The spontaneity of different types of mass movements ranges from permanent landslides to sudden movements (Dikau and Glade 2002). Given the high number of landslides that occurred during the period of extreme precipitation, it is reasonable to assume that they were mainly sudden movements triggered by precipitation. However, Baden-Württemberg has a number of locations that have been affected by landslides in the past and that have already been reactivated or run the risk of being reactivated in the future (Brodbeck 2012).

The fourth hazard characteristic is limitation to space, which describes the extent to which hazards and their impacts are concentrated in space. In general, the spatial impacts of extreme precipitation affect regions as well as global areas (Bloetzer 1998). The spatial impact of the “low Middle Europe” was high due to its stability over time (Khazai et al. 2013). Compared to other areas in Germany affected by the same extreme precipitation, floods in Baden-Württemberg were strongly limited in space. For instance, the floods in the Rhine catchment mainly affected the region hit by precipitation. In contrast, the floods occurring in the Elbe and Danube catchments concerned much larger regions. The spatial extent of precipitation impacts varied according to the precipitation rate along the course of the rivers and tributaries. Floodwater events may be either secondary hazards of extreme precipitation in a region, or secondary hazards of extreme precipitation upstream of a river. Overall, the Rhine catchment, which covers large parts of Baden-Württemberg, had lower flow rates in May and June 2013 than the catchments of the Danube and Elbe (Schröter et al. 2013). One major reason is that the upper catchment area of the Neckar, as the main tributary to the Rhine River, is situated in Baden-Württemberg. Thus, inflow from other regions with extreme precipitation remains low. While generally all types of landslides are characterized by a strong limitation to space (Egli 1996), in this case there was an obvious clustering of landslide-caused road incidents in the areas southeast of Stuttgart, northeast of Konstanz, and in the northeastern part of Baden-Württemberg (see upper right map in Fig. 4). Such clusters of small-scale hazards in one area can have similar effects on road infrastructure functionality as one larger-scale hazard in the same area.
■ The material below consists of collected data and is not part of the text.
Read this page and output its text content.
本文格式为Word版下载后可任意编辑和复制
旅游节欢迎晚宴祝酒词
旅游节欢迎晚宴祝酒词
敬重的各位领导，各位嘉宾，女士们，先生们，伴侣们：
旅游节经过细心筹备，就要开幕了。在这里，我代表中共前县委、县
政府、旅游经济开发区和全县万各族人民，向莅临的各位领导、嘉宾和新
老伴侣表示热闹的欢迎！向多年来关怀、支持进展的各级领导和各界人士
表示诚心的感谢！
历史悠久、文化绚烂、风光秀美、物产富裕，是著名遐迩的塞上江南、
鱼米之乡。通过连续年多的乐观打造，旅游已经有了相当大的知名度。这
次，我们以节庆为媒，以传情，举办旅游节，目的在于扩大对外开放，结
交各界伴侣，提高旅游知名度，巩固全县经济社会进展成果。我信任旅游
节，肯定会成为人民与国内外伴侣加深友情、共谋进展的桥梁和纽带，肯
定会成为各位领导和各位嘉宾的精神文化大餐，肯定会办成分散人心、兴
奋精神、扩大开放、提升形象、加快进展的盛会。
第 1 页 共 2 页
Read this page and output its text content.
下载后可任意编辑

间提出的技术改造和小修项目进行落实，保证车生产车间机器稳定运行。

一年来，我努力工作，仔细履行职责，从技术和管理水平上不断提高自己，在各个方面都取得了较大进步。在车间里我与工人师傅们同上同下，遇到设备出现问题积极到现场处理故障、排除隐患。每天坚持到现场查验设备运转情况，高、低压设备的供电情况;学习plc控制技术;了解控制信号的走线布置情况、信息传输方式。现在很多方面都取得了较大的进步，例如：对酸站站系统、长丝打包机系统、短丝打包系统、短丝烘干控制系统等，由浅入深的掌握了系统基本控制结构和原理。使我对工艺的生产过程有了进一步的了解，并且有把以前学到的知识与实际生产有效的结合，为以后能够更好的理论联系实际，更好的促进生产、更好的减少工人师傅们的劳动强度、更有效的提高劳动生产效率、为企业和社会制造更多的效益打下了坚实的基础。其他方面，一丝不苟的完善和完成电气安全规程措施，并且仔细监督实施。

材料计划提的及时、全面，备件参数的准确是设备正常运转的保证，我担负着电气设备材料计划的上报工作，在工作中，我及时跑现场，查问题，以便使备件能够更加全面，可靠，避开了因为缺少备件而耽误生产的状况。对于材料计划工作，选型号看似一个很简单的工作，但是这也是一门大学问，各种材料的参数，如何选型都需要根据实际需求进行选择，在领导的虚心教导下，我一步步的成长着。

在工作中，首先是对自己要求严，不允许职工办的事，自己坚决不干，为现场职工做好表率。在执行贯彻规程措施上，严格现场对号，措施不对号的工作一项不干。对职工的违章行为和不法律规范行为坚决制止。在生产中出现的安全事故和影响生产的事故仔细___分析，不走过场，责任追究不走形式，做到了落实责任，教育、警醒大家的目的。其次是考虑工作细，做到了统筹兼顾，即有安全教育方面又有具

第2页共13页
The last characteristic is the possibility to intervene (Egli 1996). This explicitly excludes adaptive and other measures in the infrastructure or social system to avoid or reduce possible negative impacts of natural hazards. In contrast, Egli refers to the possibility of intervening at the root of a natural hazard in the natural environment system. With respect to extreme precipitation, this possibility is discussed in the context of climate change mitigation, but this goes beyond the scope of this case study. The possibility to intervene in the case of floods is limited to middle- and long-term measures such as land use measures (Kalantari et al. 2014), as long as their aim is to improve the water retention capacity of a river that is at the root of flooding. If the land use change aims at leaving high-risk areas, it is adaptation. This example shows that the modification of underlying trigger processes, notably extreme events, is complex and not always easy to distinguish from adaptation (Egli 1996; Smith 2004). With respect to landslides, the possibility to intervene through measures at the hazard’s root is limited. Protection measures include drainages and geotechnical constructions that change the rock movement processes (Smith 2013) to prevent rockfalls and shallow landslides. In contrast to changing these root causes, adaptation measures would be to accept mass movements in a certain area and change road alignment. Generally, large rockslides are difficult to stop by intervening at the root cause.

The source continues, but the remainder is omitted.